Keenam, Muhammadiyah bersama pemerintah, partai politik, dan komponen bangsa lainnya menjaga kehidupan kebangsaan tetap kondusif serta menyukseskan Pilkada dan Pemilu yang demokratis, damai, aman, tertib, jujur, adil, dan objektif untuk kepentingan bangsa dan negara. Peran moral dan sosial Muhammadiyah dengan kepercayaan dan integritas dirinya jauh lebih memberikan kekuatan dalam mengawal demokrasi dan membangun kehidupan kebangsaan ke arah yang baik dan berkemajuan.
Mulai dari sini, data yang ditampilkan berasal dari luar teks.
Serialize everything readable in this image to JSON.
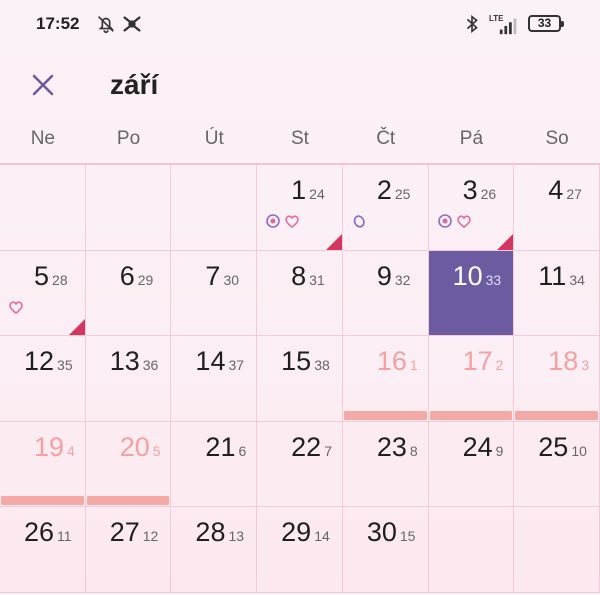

Semoga Allah SWT memberikan jalan kemudahan dan keberhasilan bagi Muhammadiyah dalam membangun kehidupan kebangsaan yang semakin bermakna dan berkemajuan. Bersamaan dengan itu para anggota, kader, dan pimpinannya tetap Istiqomah dalam menjalankan misi dakwah dan tajdid Muhammadiyah. Nashrun min Allah wa fathun qarieb.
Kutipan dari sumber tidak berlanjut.